Confira a entrevista completa com o professor, sobre o autor cujos escritos “continuam a atrair admiradores, especialistas e leigos, por serem incisivos, educativos, iluminadores.”


Serviço de Comunicação Social: Você poderia comentar brevemente sobre quem foi Hilaire Belloc, para os leitores que ainda não o conhecem?

Luiz Antonio Lindo: Hilaire Belloc (1870-1953) foi um escritor versátil dotado de uma profunda consciência dos problemas enfrentados pelo homem confinado aos limites que lhe impõe a sociedade moderna. Seu espírito livre levou-o a descobrir as armadilhas que se escondem sob a capa das aparências e dissimulam as mazelas que aviltam a dignidade humana. Agraciado com o dom da crítica, ele a exerceu perante um público eclético capaz de apreciar os seus dotes de polemista contundente, historiador sagaz e poeta sensível.

Serviço de Comunicação Social: Quais elementos caracterizam a escrita de Belloc?

Luiz Antonio Lindo: A escrita de Belloc abarca vários gêneros, segundo o que ele se propunha a discutir ou expressar. Como polemista, ele procurou executar a autópsia do organismo responsável pelo sistema de vida moderno, mediante a denúncia dos perigos que nele se escondem sob várias camadas de hipocrisia e de embuste. No centro mais avançado da civilização ele ergueu uma atalaia literária, de onde se pôs a vasculhar o horizonte à procura das ideias mais nefastas e dos vícios de conduta mais grotescos da intelligentsia inglesa e continental. Com as armas da verdade travou contra esta uma verdadeira guerra de opinião, certo de que detrás da fachada do discurso vendido ao público manipulavam-se os cordéis que garantiriam o domínio sobre uma ordem iníqua.

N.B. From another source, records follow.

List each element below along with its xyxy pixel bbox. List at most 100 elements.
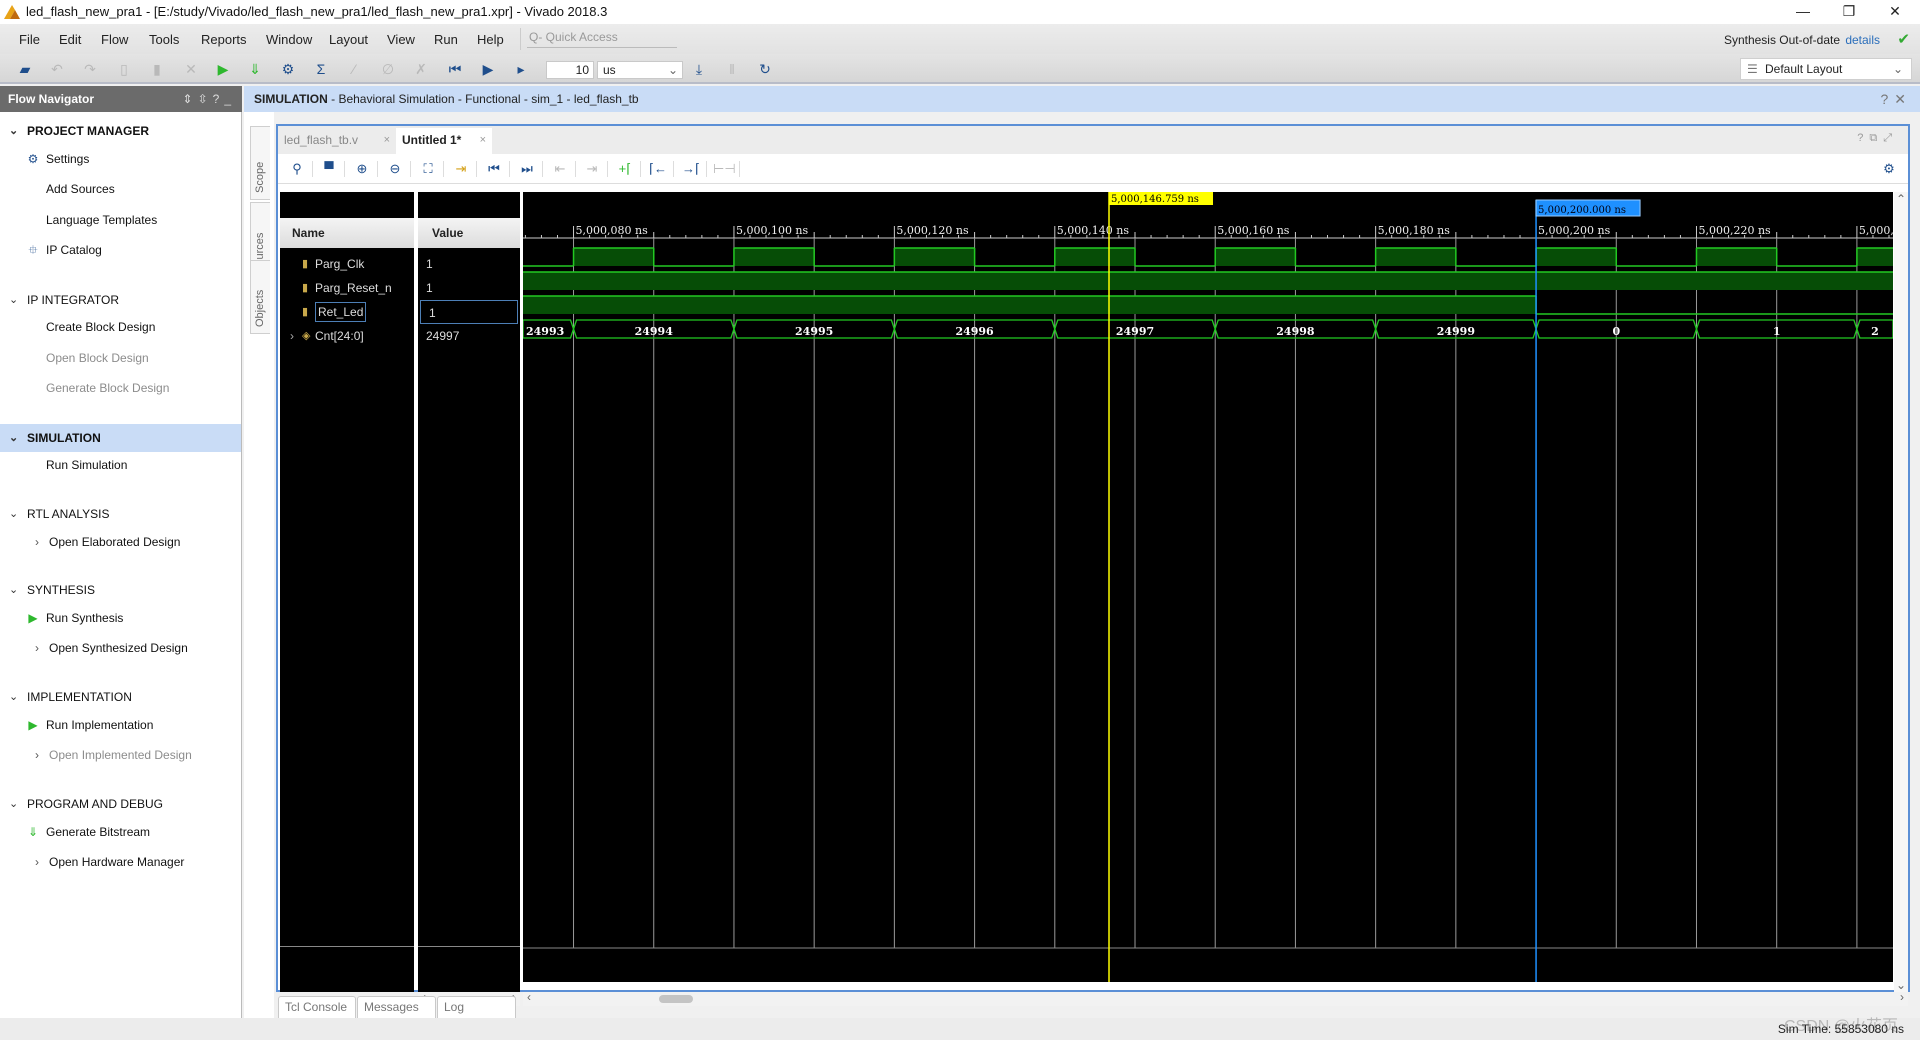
zoom-fit-icon[interactable]: ⛶: [417, 159, 439, 179]
minimize-button[interactable]: —: [1780, 0, 1826, 24]
nav-item-open-synthesized-design[interactable]: › Open Synthesized Design: [35, 638, 188, 658]
previous-marker-icon[interactable]: ⌈←: [647, 159, 669, 179]
scroll-thumb[interactable]: [659, 995, 693, 1003]
menu-edit[interactable]: Edit: [59, 32, 81, 47]
run-for-icon[interactable]: ▸: [510, 59, 532, 79]
step-icon[interactable]: ⤓: [688, 59, 710, 79]
nav-item-run-implementation[interactable]: ▶ Run Implementation: [28, 715, 153, 735]
menu-help[interactable]: Help: [477, 32, 504, 47]
section-synthesis[interactable]: ⌄ SYNTHESIS: [0, 578, 241, 602]
restore-button[interactable]: ❐: [1826, 0, 1872, 24]
disabled-tool-icon[interactable]: ⁄: [343, 59, 365, 79]
zoom-out-icon[interactable]: ⊖: [384, 159, 406, 179]
tab-objects[interactable]: Objects: [250, 260, 270, 334]
tab-led-flash-tb[interactable]: led_flash_tb.v ×: [278, 128, 396, 154]
scroll-down-icon[interactable]: ⌄: [1896, 978, 1906, 992]
nav-item-open-block-design[interactable]: Open Block Design: [46, 348, 149, 368]
menu-flow[interactable]: Flow: [101, 32, 128, 47]
nav-item-run-simulation[interactable]: Run Simulation: [46, 455, 127, 475]
next-marker-icon[interactable]: →⌈: [680, 159, 702, 179]
signal-row-selected[interactable]: ▮ Ret_Led: [280, 300, 414, 324]
go-to-start-icon[interactable]: ⏮: [483, 159, 505, 179]
nav-item-settings[interactable]: ⚙ Settings: [28, 149, 90, 169]
redo-icon[interactable]: ↷: [79, 59, 101, 79]
nav-item-add-sources[interactable]: Add Sources: [46, 179, 115, 199]
restart-icon[interactable]: ⏮: [444, 59, 466, 79]
settings-gear-icon[interactable]: ⚙: [1878, 159, 1900, 179]
menu-view[interactable]: View: [387, 32, 415, 47]
details-link[interactable]: details: [1845, 33, 1880, 47]
section-project-manager[interactable]: ⌄ PROJECT MANAGER: [0, 119, 241, 143]
nav-item-open-elaborated-design[interactable]: › Open Elaborated Design: [35, 532, 180, 552]
sigma-icon[interactable]: Σ: [310, 59, 332, 79]
run-icon[interactable]: ▶: [212, 59, 234, 79]
nav-item-ip-catalog[interactable]: ⯐ IP Catalog: [28, 240, 101, 260]
menu-layout[interactable]: Layout: [329, 32, 368, 47]
nav-item-run-synthesis[interactable]: ▶ Run Synthesis: [28, 608, 123, 628]
section-rtl-analysis[interactable]: ⌄ RTL ANALYSIS: [0, 502, 241, 526]
open-project-icon[interactable]: ▰: [14, 59, 36, 79]
waveform-canvas[interactable]: 5,000,080 ns 5,000,100 ns 5,000,120 ns 5,00…: [523, 192, 1893, 982]
close-window-button[interactable]: ✕: [1872, 0, 1918, 24]
save-icon[interactable]: ▀: [318, 159, 340, 179]
quick-access-input[interactable]: Q- Quick Access: [527, 30, 677, 48]
relaunch-icon[interactable]: ↻: [754, 59, 776, 79]
paste-icon[interactable]: ▮: [146, 59, 168, 79]
help-close-controls[interactable]: ?✕: [1880, 86, 1912, 112]
settings-gear-icon[interactable]: ⚙: [277, 59, 299, 79]
disabled-cancel-icon[interactable]: ✗: [410, 59, 432, 79]
go-to-cursor-icon[interactable]: ⇥: [450, 159, 472, 179]
time-unit-select[interactable]: us ⌄: [597, 61, 683, 79]
zoom-in-icon[interactable]: ⊕: [351, 159, 373, 179]
value-column-header[interactable]: Value: [418, 218, 520, 248]
wave-vertical-scrollbar[interactable]: ⌃ ⌄: [1894, 192, 1908, 992]
section-implementation[interactable]: ⌄ IMPLEMENTATION: [0, 685, 241, 709]
menu-run[interactable]: Run: [434, 32, 458, 47]
go-to-end-icon[interactable]: ⏭: [516, 159, 538, 179]
tab-messages[interactable]: Messages: [357, 996, 436, 1018]
nav-item-generate-block-design[interactable]: Generate Block Design: [46, 378, 169, 398]
menu-window[interactable]: Window: [266, 32, 312, 47]
tab-untitled-1[interactable]: Untitled 1* ×: [396, 128, 492, 154]
next-transition-icon[interactable]: ⇥: [581, 159, 603, 179]
nav-item-open-hardware-manager[interactable]: › Open Hardware Manager: [35, 852, 184, 872]
window-controls[interactable]: ?⧉⤢: [1857, 132, 1898, 145]
close-tab-icon[interactable]: ×: [480, 128, 486, 152]
scroll-left-icon[interactable]: ‹: [527, 990, 531, 1004]
close-tab-icon[interactable]: ×: [384, 128, 390, 152]
scroll-up-icon[interactable]: ⌃: [1896, 192, 1906, 206]
tab-log[interactable]: Log: [437, 996, 516, 1018]
search-icon[interactable]: ⚲: [286, 159, 308, 179]
nav-item-generate-bitstream[interactable]: ⇓ Generate Bitstream: [28, 822, 150, 842]
copy-icon[interactable]: ▯: [113, 59, 135, 79]
scroll-right-icon[interactable]: ›: [1900, 990, 1904, 1004]
undo-icon[interactable]: ↶: [46, 59, 68, 79]
nav-item-create-block-design[interactable]: Create Block Design: [46, 317, 155, 337]
nav-item-open-implemented-design[interactable]: › Open Implemented Design: [35, 745, 192, 765]
generate-bitstream-icon[interactable]: ⇓: [244, 59, 266, 79]
run-for-time-input[interactable]: 10: [546, 61, 594, 79]
disabled-tool-icon[interactable]: ∅: [377, 59, 399, 79]
pause-icon[interactable]: ‖: [721, 59, 743, 79]
section-simulation[interactable]: ⌄ SIMULATION: [0, 424, 241, 452]
expand-chevron-icon[interactable]: ›: [290, 324, 294, 348]
signal-row[interactable]: ▮ Parg_Clk: [280, 252, 414, 276]
tab-scope[interactable]: Scope: [250, 126, 270, 200]
menu-file[interactable]: File: [19, 32, 40, 47]
swap-cursors-icon[interactable]: ⊢⊣: [713, 159, 736, 179]
menu-reports[interactable]: Reports: [201, 32, 247, 47]
delete-icon[interactable]: ✕: [180, 59, 202, 79]
signal-row[interactable]: › ◈ Cnt[24:0]: [280, 324, 414, 348]
tab-tcl-console[interactable]: Tcl Console: [278, 996, 356, 1018]
wave-horizontal-scrollbar[interactable]: ‹ ›: [523, 990, 1908, 1006]
section-ip-integrator[interactable]: ⌄ IP INTEGRATOR: [0, 288, 241, 312]
add-marker-icon[interactable]: +⌈: [614, 159, 636, 179]
section-program-and-debug[interactable]: ⌄ PROGRAM AND DEBUG: [0, 792, 241, 816]
waveform-svg[interactable]: 5,000,080 ns 5,000,100 ns 5,000,120 ns 5,00…: [523, 192, 1893, 982]
signal-row[interactable]: ▮ Parg_Reset_n: [280, 276, 414, 300]
previous-transition-icon[interactable]: ⇤: [549, 159, 571, 179]
run-all-icon[interactable]: ▶: [477, 59, 499, 79]
nav-item-language-templates[interactable]: Language Templates: [46, 210, 157, 230]
menu-tools[interactable]: Tools: [149, 32, 179, 47]
navigator-controls[interactable]: ⇕⇳?_: [183, 86, 236, 112]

Ele também se fez historiador e enveredou pela discussão de temas religiosos e políticos que julgava merecerem revisão. Do seu ponto de vista católico, interpretou com grande argúcia os eventos da história moderna responsáveis pelo virtual banimento do catolicismo na Inglaterra e em parte dos países germânicos, fato que entendia capital para se entender a decadência religiosa e moral que veio a se alastrar pela Europa após a Reforma. Não podia suportar que a sua religião tivesse sido extirpada pela raiz por um golpe de mão encestado pela confraria de abastados insaciáveis, nacionais e estrangeiros, empenhados em levar à frente a chamada Revolução Inglesa. Não podia aceitar que em consequência de uma conspiração nefanda se tivesse exigido como troféu a cabeça de Carlos I, o monarca sacrificado no altar da maçonaria que desde então se apoderou de seu país e que, movida pela ganância mais indecorosa, vem guiando, sob os auspícios de algum Bafomé dos infernos, a iniciação herética de toda a Europa e do resto do mundo em seu credo onzenário.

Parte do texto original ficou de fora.